Analyzing What’s Going Wrong At Manchester City

Analyzing What’s Going Wrong At Manchester City

If you’re reading this in May 2024, as Manchester City put the finishing touches on another treble-winning season, then you may be questioning the sanity of the title of this article.

But as of December 2023, Pep Guardiola’s side looks a pale imitation of that which dominated soccer both in the UK and in Europe last season.

Quite what has gone wrong is hard to pinpoint at first glance – they have the same head coach in Pep Guardiola, and arguably a stronger squad than they did in their stellar 2022/23 campaign.

So why do they keep dropping points and scraping through games?

Losing Their Edge

After their 2-2 draw with Crystal Palace in December, City were, for the first time during the 2023/24 season, available at ‘positive’ Premier League betting odds of +110, with Liverpool at +260 and Arsenal at +300.

Most Premier League tips will still favor Pep’s men to retain their grip on the trophy given their dominance of English soccer in recent times, however the stats suggest they have certainly lost their aura of invincibility this term.

They sit just third in the Expected Goals (xG) table, a stat that measures the quality of the goalscoring chances being created. It’s almost unheard of for City not to lead the way in this metric in the Pep era.

At the other end of the pitch, the Cityzens rank second for the xG yielded stat too – an excellent performance, relatively speaking, for any team, but perhaps not so much for one that has enjoyed almost singular dominance over the Premier League for five seasons or more.

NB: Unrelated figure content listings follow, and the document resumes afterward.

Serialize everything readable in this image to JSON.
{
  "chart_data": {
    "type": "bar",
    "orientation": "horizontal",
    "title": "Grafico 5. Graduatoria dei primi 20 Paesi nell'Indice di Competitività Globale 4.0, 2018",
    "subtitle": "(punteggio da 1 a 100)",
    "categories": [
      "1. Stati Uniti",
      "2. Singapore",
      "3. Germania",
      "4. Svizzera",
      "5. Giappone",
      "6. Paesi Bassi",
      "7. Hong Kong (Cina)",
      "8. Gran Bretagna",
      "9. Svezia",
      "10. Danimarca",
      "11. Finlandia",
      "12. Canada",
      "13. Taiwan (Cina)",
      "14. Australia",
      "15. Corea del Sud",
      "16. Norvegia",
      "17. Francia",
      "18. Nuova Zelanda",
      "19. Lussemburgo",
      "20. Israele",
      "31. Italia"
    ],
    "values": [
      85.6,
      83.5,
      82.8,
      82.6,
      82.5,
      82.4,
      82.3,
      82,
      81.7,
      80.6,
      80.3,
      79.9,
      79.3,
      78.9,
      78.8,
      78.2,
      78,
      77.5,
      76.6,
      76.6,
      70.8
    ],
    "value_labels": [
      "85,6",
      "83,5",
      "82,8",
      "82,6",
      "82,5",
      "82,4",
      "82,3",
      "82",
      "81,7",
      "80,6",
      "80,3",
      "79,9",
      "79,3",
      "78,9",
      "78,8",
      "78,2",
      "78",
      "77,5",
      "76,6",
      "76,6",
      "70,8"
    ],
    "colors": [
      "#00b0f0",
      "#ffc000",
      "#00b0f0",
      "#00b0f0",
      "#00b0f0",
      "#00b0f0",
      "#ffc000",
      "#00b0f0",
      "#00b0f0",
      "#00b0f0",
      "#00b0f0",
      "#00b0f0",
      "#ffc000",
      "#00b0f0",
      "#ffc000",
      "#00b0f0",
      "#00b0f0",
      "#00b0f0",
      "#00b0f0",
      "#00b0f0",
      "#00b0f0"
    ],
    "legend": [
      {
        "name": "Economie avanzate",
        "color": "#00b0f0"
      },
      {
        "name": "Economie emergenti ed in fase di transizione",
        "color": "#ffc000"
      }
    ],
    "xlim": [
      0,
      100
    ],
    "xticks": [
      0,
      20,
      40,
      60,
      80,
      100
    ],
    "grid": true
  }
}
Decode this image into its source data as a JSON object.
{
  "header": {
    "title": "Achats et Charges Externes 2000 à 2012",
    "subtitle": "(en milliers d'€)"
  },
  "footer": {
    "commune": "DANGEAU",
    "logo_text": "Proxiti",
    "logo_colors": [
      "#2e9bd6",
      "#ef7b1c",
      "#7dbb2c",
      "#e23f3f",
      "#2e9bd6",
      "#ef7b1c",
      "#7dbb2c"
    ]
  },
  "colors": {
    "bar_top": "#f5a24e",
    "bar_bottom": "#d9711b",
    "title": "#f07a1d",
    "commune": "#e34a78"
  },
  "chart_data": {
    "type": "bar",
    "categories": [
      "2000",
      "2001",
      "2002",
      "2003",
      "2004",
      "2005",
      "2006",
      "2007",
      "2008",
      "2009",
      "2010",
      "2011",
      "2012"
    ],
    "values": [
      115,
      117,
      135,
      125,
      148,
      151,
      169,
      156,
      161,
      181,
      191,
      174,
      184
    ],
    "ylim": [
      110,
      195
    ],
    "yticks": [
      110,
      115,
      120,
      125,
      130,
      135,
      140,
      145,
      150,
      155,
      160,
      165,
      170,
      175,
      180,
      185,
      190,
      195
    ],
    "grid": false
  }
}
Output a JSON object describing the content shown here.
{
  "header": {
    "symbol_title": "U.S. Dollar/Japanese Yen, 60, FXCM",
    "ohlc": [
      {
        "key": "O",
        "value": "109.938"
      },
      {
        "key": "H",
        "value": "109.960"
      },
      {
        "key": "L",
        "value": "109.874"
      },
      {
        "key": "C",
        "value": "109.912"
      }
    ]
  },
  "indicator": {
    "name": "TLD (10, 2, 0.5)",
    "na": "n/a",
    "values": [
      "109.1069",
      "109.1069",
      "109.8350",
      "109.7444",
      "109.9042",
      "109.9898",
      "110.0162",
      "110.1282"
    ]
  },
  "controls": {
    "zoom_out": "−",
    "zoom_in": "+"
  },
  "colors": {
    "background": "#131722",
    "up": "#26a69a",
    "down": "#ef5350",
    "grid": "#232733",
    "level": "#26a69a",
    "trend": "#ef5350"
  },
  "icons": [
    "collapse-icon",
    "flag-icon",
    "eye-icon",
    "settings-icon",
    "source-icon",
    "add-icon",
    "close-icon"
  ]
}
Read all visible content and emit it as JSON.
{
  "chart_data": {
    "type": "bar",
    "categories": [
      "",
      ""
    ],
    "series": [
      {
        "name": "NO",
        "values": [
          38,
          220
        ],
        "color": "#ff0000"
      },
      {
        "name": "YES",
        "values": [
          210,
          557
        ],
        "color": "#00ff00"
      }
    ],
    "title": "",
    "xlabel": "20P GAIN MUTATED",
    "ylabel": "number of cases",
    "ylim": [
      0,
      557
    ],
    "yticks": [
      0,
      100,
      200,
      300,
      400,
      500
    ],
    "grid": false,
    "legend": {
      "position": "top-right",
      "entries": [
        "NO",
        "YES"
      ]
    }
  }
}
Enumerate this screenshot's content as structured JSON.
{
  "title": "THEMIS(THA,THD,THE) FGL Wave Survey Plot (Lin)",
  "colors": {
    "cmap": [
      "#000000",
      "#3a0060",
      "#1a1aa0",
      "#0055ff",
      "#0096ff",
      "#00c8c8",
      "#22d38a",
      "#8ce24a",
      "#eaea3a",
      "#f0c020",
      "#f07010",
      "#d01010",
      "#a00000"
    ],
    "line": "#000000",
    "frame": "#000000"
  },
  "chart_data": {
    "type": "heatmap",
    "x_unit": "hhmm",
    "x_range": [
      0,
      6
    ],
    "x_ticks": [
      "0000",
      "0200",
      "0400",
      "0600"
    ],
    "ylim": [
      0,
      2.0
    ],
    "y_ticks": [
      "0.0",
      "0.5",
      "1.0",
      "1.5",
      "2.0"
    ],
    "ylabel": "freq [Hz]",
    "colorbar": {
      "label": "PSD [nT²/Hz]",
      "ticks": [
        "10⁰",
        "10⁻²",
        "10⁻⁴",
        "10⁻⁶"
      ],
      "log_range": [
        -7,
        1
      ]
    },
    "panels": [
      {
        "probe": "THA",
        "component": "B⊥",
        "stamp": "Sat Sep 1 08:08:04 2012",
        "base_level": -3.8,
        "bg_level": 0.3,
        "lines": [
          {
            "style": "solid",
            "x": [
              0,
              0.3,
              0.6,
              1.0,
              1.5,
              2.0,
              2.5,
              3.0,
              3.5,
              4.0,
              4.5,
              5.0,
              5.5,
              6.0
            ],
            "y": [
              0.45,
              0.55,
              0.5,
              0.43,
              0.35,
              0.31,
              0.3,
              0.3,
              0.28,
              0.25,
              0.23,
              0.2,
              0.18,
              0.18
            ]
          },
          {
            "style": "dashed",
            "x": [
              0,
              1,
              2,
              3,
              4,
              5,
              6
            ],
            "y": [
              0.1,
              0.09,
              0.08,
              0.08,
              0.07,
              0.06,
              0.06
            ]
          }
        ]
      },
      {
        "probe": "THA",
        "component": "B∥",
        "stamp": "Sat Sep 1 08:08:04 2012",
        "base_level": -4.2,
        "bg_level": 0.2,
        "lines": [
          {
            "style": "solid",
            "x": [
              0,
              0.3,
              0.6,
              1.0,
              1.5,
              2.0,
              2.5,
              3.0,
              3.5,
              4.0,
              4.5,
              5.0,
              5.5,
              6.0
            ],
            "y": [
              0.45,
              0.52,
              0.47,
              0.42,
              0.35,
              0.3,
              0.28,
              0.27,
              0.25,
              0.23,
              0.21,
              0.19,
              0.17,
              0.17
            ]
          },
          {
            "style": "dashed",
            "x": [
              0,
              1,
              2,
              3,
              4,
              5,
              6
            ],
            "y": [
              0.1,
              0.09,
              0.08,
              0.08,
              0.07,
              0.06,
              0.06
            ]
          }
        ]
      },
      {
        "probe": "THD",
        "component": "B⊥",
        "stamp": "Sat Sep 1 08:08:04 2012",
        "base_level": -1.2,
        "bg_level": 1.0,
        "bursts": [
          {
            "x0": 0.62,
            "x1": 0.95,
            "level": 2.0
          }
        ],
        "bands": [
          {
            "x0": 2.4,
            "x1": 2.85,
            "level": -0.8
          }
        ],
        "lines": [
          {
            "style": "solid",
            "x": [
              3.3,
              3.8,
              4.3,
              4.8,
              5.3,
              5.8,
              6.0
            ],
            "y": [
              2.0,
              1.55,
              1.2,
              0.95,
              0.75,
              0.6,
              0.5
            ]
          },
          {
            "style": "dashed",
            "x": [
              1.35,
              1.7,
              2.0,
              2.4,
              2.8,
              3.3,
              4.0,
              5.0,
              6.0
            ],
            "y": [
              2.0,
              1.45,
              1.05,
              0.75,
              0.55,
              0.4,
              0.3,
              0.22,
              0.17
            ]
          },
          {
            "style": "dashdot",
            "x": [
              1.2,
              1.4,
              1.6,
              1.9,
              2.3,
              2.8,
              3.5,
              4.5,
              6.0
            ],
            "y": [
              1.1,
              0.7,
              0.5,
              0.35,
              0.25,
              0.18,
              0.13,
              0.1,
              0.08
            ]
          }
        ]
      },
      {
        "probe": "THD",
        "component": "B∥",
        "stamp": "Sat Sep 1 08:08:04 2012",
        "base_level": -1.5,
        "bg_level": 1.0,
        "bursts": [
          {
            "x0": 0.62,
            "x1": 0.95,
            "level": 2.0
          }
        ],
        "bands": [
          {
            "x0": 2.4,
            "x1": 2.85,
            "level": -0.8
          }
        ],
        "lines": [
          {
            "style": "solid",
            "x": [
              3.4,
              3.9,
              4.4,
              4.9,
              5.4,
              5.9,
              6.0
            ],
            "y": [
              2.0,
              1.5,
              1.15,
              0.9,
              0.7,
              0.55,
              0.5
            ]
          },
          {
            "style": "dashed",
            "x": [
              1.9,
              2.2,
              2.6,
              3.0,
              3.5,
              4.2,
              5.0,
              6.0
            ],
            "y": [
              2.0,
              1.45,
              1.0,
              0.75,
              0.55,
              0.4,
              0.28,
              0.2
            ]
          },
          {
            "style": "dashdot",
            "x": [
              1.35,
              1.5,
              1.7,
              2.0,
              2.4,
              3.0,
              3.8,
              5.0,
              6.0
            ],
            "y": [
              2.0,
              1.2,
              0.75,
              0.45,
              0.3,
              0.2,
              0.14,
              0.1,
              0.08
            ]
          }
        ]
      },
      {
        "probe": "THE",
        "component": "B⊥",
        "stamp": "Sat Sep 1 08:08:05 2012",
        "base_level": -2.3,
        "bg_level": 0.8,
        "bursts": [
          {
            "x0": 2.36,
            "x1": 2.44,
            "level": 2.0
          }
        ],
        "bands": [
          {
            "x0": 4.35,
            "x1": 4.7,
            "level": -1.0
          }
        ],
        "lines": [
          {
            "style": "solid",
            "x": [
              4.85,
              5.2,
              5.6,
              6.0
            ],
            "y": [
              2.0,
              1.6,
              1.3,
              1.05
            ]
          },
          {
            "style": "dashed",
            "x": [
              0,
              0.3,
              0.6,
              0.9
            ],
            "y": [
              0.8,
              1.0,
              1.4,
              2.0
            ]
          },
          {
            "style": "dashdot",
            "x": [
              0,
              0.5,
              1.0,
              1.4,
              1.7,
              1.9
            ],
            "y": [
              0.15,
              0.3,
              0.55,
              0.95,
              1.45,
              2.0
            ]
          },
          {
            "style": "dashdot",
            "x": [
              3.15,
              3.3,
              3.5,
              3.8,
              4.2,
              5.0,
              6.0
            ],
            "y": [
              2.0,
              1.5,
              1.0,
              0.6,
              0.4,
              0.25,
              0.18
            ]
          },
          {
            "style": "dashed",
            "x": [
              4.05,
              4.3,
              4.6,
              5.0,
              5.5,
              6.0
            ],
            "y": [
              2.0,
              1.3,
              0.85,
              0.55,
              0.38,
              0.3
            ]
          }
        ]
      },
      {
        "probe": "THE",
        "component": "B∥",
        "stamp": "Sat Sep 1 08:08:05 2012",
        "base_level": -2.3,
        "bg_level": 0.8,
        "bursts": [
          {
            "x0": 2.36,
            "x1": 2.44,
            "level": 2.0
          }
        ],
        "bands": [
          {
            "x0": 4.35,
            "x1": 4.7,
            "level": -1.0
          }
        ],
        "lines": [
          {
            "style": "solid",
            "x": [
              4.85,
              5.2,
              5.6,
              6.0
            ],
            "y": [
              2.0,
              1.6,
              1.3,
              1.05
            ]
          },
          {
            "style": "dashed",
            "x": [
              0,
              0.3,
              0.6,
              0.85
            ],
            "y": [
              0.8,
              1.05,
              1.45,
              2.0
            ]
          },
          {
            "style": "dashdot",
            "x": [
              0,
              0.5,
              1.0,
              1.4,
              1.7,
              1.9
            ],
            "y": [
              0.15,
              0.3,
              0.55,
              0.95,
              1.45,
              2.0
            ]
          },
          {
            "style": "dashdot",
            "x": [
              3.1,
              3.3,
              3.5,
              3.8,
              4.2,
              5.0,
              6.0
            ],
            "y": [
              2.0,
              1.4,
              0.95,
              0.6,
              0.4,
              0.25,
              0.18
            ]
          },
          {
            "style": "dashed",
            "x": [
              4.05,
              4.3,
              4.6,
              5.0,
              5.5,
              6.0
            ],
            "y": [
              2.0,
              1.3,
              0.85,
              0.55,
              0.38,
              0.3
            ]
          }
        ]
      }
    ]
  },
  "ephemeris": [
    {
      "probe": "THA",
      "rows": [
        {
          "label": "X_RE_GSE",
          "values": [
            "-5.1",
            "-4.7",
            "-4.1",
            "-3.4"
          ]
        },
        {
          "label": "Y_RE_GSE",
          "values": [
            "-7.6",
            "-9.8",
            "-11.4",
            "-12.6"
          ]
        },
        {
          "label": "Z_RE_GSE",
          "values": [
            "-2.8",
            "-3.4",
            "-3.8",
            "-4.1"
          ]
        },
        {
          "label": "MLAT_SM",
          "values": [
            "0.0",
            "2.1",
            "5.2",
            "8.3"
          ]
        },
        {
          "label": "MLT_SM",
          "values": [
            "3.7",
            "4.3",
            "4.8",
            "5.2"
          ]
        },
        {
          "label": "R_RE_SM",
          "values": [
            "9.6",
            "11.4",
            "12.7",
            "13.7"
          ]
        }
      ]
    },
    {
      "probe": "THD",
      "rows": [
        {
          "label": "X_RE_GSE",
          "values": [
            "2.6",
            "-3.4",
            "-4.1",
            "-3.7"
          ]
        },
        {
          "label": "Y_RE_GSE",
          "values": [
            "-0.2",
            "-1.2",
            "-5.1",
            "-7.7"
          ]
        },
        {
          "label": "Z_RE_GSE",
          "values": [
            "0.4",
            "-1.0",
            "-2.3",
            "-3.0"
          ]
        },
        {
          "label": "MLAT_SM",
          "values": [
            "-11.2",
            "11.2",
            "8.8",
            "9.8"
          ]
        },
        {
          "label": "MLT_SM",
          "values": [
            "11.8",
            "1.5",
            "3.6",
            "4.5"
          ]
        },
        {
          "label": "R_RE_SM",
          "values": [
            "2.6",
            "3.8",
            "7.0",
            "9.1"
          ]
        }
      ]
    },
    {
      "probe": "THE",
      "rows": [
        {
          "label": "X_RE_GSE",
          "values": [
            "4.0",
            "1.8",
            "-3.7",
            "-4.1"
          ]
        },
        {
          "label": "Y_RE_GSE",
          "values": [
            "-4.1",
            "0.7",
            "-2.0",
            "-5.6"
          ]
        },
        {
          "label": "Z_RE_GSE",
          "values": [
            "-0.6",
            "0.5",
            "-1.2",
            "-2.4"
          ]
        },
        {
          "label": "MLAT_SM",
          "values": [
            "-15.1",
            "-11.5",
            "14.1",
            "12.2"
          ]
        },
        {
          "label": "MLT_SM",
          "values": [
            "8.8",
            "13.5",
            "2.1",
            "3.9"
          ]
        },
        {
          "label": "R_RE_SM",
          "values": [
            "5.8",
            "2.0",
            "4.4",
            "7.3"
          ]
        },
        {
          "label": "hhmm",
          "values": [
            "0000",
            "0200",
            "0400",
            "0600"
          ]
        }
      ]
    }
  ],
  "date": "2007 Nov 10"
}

The upshot is that, right now at least, City are neither the best offensive nor defensive outfit in the EPL – explaining why they sit as low as fourth in the league table at the time of writing.

There is still time for them to turn that around, of course, but these are worrying times for their supporters, who have gorged themselves on a diet of absolute superiority.

We Need to Talk About Kevin

The 2-1 win over Luton Town on December 10 summed up one of City’s biggest issues this term: the absence of the long-term injured Kevin de Bruyne.

The Belgian is the equivalent of a quarterback; his range of passing creates countless chances and assists for his teammates. Without him, Pep has missed a midfield architect capable of breaking down the opposition’s deep defensive lines.

At Luton, the Cityzens mustered just six goals on target against one of the worst defensive outfits in the Premier League, failing to score inside the first hour of the game.

Against Palace, they lost on the xG count to one of the most toothless attacks in the division, and the nadir came against Aston Villa on December 6 – that 0-1 defeat saw them have just two shots on their opponent’s goal in the entire game.

Pep will be advising his medical treatment to try all manner of alternative therapies to get De Bruyne back up and running as soon as possible – Manchester City’s season depends on it.